Devyn Collier Johnson devyncjohnson at gmail.com
Mon Aug 12 16:16:04 EDT 2013


On 08/12/2013 12:56 PM, Joel Goldstick wrote:
> On Mon, Aug 12, 2013 at 11:47 AM, Roy Smith <roy at panix.com> wrote:
>> I can't quite sort out the multiple quoting levels, but somebody said:
>>
>>>>> Programming like that is called trolling. A programmer that uses
>>>>> trolling is called a troll. A troll can also refer to such a line
>>>>> of code itself. My scripts contain a lot of trolls.

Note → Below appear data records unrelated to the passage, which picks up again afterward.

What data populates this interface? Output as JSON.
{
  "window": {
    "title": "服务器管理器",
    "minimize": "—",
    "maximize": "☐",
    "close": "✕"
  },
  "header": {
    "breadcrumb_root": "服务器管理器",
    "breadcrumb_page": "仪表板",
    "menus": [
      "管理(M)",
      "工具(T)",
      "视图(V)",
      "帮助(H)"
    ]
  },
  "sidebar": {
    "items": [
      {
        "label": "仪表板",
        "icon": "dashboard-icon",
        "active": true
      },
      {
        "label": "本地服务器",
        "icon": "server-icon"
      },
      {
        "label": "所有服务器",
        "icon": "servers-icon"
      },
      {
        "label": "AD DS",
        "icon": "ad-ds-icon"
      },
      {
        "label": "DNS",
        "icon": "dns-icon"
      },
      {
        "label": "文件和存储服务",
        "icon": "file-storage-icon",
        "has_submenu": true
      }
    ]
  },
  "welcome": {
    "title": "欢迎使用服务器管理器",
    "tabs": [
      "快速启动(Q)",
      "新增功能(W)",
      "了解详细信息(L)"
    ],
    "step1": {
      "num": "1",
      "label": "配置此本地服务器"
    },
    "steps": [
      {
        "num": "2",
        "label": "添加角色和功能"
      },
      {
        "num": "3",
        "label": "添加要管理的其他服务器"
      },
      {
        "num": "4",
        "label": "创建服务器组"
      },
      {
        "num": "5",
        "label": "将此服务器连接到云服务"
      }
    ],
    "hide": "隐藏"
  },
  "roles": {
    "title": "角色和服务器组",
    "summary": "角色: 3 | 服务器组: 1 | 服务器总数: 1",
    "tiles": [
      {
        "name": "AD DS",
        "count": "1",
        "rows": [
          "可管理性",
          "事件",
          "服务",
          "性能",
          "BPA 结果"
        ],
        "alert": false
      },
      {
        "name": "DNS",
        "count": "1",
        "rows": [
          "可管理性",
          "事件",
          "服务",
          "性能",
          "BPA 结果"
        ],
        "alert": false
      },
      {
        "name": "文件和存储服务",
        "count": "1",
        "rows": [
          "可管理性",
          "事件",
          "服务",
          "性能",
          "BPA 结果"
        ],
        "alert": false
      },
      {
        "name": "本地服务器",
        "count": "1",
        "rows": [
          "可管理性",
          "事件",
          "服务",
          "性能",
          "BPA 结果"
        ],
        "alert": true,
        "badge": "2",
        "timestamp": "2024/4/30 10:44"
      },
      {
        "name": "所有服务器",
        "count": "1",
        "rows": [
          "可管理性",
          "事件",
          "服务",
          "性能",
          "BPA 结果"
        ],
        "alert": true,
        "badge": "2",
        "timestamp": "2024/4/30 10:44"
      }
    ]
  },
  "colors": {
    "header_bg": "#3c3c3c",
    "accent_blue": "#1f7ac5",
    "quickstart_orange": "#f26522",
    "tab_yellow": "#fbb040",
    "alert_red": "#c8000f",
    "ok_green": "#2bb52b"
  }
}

It is easier
>>>>> for me to read trolls than "typical" coding styles.
>> Please tell me this is all just an elaborate joke.
> I was thinking something similar Roy.  Devyn, you may think you code
> differently, but you don't.  You have a half of dozen people trying to
> show you how your style causes confusion between what you think you
> are writing and what you actually coded.  There is plenty of room in
> coding for personal expression, but what you call 'trolling' is not
> that.  If you like semicolons, use another language that needs them.
> I think you think it is some version of premature optimization.  Since
> you are a novice at the language, stick with the standards, and learn
> to embrace them.  Ultimately standard coding styles has nothing to do
> with code optimization.  It has to do with readability.  Although this
> is a small example, you can see that if several people get involved
> debugging it, the first thing that gets in the way is your
> non-standard coding style.  If you want to code alone your whole life,
> do as you like.  But the time spent reading and fixing code in the
> lifetime of any useful software system is greater than the time spent
> creating the original code.
>> --
>> http://mail.python.org/mailman/listinfo/python-list
>
>

I know using semicolons will not optimize the code, but it is actually 
easier for me to read. I can handle such code better than spacing it out.